Tuesday, February 14, 2006

#209 What up

The other night I thought my house had been attacked by a gaggle of gangstas. I heard this buzzing noise and then a group of voices shouting muffled obscenities with a thumping back beat. Turned out my home hadn’t been broken into. My wonderful son had left his cellphone on the windowsill near the entryway. The buzzing was the vibrator of the phone and the gang of almost f-words was his ringtone. Great, just the thing to go off in church during Father Hart’s sermon on the breakdown of society caused by today’s youth.
In any event, when that gentlemanly young fellow that I call my son answered the phone, he did so thusly: He grabbed the phone, which by then had quit its string of pseudo profanity as the caller had given up and hung up. No problem. My son looked at its screen, ascertained both the last number and the identity of the caller and then punched the return button so the phone automatically connected him with his partner in puberty. Now this may sound unremarkable to you who are bluetooth enabled, but this beige-toothed old fart thinks it’s amazing indeed.
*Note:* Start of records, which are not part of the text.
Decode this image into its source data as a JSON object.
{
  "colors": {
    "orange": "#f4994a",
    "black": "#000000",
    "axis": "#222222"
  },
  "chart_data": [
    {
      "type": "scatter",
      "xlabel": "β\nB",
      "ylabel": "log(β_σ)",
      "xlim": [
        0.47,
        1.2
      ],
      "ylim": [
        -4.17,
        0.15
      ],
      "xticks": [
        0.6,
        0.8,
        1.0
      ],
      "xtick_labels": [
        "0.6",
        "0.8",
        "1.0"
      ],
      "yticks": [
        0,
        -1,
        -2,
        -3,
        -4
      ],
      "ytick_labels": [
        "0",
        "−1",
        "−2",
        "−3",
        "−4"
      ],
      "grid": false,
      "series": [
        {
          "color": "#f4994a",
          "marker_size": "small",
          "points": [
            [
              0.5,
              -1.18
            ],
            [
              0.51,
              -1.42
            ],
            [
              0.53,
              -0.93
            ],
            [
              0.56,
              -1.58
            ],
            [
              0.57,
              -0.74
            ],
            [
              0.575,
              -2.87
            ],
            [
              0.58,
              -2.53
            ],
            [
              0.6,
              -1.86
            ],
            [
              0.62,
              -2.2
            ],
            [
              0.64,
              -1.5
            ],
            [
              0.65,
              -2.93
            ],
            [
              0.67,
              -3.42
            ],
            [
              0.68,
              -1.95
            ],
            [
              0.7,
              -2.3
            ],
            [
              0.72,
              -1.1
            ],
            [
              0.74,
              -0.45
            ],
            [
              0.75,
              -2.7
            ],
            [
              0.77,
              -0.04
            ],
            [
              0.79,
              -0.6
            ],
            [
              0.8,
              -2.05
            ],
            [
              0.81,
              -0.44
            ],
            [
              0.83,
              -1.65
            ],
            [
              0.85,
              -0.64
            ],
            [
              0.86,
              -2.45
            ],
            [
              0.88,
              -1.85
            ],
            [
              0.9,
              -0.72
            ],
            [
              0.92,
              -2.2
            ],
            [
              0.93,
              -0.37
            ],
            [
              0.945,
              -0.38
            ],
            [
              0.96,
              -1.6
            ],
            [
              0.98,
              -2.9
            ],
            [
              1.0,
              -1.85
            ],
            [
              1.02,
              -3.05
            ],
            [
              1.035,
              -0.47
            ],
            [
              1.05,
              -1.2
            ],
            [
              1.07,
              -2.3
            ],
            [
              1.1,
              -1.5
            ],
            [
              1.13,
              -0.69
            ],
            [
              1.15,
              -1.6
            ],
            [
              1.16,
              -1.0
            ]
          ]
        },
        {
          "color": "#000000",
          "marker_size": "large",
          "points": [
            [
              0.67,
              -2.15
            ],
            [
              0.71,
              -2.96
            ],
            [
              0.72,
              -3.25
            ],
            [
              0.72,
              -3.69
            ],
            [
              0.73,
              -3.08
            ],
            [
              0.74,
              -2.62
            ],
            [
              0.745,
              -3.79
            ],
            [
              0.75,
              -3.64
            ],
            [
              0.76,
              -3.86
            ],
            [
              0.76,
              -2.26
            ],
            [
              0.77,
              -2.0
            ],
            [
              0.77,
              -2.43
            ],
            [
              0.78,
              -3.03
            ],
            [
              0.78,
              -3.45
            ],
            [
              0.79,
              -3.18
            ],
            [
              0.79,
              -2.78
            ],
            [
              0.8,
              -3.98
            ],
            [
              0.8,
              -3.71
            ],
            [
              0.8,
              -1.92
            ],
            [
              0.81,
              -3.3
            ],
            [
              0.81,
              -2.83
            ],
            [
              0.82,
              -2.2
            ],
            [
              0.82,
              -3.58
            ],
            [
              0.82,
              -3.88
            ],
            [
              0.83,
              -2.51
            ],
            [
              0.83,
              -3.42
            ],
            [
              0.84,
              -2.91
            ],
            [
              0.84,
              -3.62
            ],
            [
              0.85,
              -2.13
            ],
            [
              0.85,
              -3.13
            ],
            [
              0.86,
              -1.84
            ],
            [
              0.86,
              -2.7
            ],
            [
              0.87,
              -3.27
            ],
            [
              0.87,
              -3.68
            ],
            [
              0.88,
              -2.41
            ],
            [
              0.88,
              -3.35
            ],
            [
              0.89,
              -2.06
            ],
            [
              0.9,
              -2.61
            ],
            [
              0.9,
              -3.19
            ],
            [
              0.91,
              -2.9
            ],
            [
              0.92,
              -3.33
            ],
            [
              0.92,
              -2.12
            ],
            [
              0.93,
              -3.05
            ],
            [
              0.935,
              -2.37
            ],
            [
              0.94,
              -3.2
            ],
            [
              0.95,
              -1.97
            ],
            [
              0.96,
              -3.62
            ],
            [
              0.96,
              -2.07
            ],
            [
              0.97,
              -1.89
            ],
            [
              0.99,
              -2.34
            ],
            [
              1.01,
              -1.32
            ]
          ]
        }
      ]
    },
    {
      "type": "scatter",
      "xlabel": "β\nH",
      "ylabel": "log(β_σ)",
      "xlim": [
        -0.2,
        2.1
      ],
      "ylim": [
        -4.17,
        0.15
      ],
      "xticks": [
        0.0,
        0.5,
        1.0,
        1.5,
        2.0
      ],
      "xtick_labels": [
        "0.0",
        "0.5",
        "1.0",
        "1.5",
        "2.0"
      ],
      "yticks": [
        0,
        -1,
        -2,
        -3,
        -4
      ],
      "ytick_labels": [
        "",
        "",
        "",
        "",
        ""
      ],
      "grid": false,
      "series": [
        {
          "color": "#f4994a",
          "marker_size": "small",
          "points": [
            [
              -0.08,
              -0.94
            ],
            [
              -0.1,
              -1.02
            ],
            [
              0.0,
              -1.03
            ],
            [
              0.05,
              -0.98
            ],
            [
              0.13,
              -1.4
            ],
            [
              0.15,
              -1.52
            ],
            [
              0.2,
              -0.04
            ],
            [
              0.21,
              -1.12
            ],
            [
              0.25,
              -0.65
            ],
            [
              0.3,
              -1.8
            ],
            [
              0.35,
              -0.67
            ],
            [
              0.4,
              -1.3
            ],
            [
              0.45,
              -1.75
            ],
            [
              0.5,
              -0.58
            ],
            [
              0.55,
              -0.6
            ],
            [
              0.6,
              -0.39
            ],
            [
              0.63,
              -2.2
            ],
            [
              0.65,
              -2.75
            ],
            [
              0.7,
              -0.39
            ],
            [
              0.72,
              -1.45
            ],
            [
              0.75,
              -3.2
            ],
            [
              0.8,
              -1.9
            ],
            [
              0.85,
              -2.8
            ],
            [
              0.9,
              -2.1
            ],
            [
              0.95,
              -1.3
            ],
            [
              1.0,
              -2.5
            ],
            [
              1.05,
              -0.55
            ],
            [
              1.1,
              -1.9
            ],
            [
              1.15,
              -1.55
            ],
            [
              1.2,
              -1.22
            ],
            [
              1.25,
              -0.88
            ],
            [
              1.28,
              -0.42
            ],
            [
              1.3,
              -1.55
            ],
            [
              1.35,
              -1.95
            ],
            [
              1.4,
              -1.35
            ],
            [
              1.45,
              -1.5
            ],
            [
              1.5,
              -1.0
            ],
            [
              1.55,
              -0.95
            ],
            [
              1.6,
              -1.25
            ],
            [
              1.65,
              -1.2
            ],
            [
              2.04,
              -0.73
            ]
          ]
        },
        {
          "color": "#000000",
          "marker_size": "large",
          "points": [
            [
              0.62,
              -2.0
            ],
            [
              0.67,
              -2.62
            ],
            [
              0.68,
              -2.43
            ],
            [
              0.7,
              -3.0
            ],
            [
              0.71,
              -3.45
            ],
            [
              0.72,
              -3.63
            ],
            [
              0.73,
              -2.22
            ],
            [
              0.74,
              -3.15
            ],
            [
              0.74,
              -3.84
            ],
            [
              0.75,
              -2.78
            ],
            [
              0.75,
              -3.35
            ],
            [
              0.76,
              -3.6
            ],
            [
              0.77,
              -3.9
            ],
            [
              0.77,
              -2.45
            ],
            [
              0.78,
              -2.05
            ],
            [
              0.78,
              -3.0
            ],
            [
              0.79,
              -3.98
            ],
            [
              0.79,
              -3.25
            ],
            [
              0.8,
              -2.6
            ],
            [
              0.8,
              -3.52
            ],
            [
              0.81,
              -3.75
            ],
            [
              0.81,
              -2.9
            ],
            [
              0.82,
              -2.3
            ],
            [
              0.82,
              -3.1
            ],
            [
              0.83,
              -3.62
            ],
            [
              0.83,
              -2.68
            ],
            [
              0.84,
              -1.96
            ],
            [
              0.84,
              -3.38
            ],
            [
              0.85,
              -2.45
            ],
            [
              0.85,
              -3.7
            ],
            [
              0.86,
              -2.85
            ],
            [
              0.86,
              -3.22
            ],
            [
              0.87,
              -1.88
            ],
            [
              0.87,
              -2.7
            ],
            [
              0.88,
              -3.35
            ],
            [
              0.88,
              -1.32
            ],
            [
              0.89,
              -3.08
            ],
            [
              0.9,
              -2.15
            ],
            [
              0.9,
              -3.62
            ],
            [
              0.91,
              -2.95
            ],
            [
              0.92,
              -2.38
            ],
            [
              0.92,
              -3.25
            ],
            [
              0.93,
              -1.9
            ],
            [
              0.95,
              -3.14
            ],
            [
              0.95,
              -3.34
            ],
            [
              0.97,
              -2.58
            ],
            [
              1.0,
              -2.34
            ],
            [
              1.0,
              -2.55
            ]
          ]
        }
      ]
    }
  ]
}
In my day if you missed a call, you were just plain spit out of luck. Oh sure, if you were Broderick Crawford of the Highway Patrol you could wake up Millie, the switchboard operator and have her check her handwritten records in the middle of the night but for ordinary schmoes like us, uh uh.
At this point my young whippersnapper declares his readiness to converse amicably into the phone’s mouthpiece with these two words: “What up?” To which my brain instantly responded: “What is up with that?” Now it seems to me we’ve lost something here. It used to be “What is going on with you?” or “What is happening?” At some point, as it will always occur in or contraction-ifying society, that was shortened to, “What’s happening?” To which I say, dyno-mite. “What’s happening” flows so much nicer off the tongue. There was a brief period of convoluted queries with the odd question, “What it is?” Fortunately “What it is” was retired and replaced by “What’s up.” “What is up” to “What’s up.” But now, it appears to have been shortened even further to “What up.” We’ve contracted the contraction by totally eliminating the verb or any vestige thereof from the interrogative sentence. What up? What up is we don’t have a freaking verb. And that verb is “is.” “Is” is gone. Now perhaps “is” was sullied when a former president asked about its definition, but to retire it from conversation altogether is impossible. “Is” is the third person singular present indicative of “be.” Without is we cannot be. What will be up if we cannot be will be bad, bad indeed. Talk about a breakdown in society.
Why, I feel like muttering a string of obscenities...
America, ya gotta love it.

1 comment:

SLC said...

As a former high school English teacher, I greatly appreciate this post. So hilarious, and so true. Yet, somehow, I find myself speaking "their" language more often than correcting it. I guess you could call it assimilation. Either way, it's funny.